The European Parliament decided to suspend legal immunity for Marine Le Pen on Thursday. (AURELIEN MEUNIER/GETTY IMAGES)
The European Parliament decided to suspend legal immunity for Marine Le Pen on Thursday, for posting three graphic, brutal images of Islamic State group violence on social media.
Le Pen, who leads her hardline National Front party in the body and is lobbying for a nation-wide referendum vote on France's European Union membership, posted the images in 2015.
The images were of the beheading of James Foley, an American journalist slain in Syria in 2014. The sanction allows a Parisian court to potentially prosecute her, and she could face three years in jail.

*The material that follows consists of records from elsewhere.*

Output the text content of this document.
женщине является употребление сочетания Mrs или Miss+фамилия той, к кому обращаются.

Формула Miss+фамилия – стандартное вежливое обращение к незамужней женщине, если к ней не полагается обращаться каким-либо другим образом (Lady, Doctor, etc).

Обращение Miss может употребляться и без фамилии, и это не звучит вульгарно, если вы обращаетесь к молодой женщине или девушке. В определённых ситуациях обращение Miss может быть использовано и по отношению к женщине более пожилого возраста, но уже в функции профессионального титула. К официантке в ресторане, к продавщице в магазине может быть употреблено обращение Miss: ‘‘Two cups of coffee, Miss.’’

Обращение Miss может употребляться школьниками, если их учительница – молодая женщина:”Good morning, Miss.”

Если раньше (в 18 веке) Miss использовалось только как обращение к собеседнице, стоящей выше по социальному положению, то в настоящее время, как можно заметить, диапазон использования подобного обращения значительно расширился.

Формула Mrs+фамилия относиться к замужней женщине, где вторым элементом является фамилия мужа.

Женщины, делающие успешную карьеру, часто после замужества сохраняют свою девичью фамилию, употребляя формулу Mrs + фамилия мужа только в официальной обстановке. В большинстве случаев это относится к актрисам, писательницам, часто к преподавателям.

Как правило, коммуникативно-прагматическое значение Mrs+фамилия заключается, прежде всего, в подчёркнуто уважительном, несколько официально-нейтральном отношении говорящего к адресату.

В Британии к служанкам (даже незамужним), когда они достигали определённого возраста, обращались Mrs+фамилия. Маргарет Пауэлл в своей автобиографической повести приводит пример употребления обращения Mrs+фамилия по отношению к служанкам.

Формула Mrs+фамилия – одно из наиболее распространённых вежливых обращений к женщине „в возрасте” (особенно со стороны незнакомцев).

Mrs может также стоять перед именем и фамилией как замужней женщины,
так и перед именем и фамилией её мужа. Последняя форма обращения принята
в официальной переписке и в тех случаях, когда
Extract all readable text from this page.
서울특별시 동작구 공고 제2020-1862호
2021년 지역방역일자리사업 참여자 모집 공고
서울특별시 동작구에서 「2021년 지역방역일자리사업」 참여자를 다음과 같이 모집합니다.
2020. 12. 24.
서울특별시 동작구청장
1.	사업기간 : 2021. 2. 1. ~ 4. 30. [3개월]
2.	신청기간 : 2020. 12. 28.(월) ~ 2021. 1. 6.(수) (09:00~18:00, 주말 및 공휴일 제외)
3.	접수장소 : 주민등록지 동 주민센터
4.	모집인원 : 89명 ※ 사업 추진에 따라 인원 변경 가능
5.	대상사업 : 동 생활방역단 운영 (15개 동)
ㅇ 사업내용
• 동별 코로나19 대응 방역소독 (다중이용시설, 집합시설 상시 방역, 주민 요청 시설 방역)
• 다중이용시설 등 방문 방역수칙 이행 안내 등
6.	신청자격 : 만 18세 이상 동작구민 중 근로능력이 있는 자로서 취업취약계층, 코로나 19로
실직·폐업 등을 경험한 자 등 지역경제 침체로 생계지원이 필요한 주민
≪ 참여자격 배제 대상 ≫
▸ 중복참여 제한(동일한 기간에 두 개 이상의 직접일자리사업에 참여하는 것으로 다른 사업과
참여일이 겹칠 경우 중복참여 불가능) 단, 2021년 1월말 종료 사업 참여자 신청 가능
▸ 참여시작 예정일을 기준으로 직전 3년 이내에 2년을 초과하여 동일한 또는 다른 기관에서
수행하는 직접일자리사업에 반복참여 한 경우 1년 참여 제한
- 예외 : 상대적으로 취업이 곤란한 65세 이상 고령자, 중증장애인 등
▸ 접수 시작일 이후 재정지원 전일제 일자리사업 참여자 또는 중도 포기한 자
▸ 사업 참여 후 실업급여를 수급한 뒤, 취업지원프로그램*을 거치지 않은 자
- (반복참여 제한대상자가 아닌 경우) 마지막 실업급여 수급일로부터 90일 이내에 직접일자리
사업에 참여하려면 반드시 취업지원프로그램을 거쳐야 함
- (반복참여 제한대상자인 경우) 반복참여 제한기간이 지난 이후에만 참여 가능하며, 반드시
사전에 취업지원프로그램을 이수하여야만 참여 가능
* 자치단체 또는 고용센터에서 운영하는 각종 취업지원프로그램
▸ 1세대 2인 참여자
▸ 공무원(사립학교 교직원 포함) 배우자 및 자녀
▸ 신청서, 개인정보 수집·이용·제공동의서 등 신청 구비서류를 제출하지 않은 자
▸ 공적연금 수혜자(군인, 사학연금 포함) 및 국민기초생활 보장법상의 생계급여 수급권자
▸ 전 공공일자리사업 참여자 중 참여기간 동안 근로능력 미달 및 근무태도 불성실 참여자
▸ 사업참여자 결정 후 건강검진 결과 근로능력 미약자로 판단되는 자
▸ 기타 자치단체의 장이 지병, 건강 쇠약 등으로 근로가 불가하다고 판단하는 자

The move sets up an unprecedented dynamic in the upcoming French presidential election, where polling shows Le Pen poised advance past the first round of voting on April 23, and compete in the final round on May 7.
"My first trip as President of the Republic will be in Brussels, where I shall be demanding the return of our sovereignty," she tweeted on Thursday.
Le Pen has been compared to President Donald Trump, as part of the global populist wave. She was spotted at Trump Tower in New York in January, shortly before Trump's inauguration.
"Donald Trump has made possible what was presented as completely impossible. So it's a sign of hope for those who cannot bear wild globalization, who cannot bear the political life led by the elites," Le Pen told CNN in November.
Adding to the chaos of French politics, the previous front-runner in the race, conservative Francois Fillon, has been embroiled in a financial scandal and some view his candidacy as potentially collapsing. But Fillon insists he will not drop, and cede his party's nomination to potentially formidable alternatives -- former French President Nicolas Sarkozy and Bordeaux Mayor Alain Juppe -- both of whom he defeated in the primary. Juppe has officially ruled out being a replacement, but pressure exists in some corners on the three men to consider such a maneuver.
"From the start, I have not been treated like anyone else facing the justice system," Fillon told reporters on Wednesday, after being summoned to speak to judges. He said he was the target of "political assassination," and added, "it's not just me they are killing, but the French presidential election."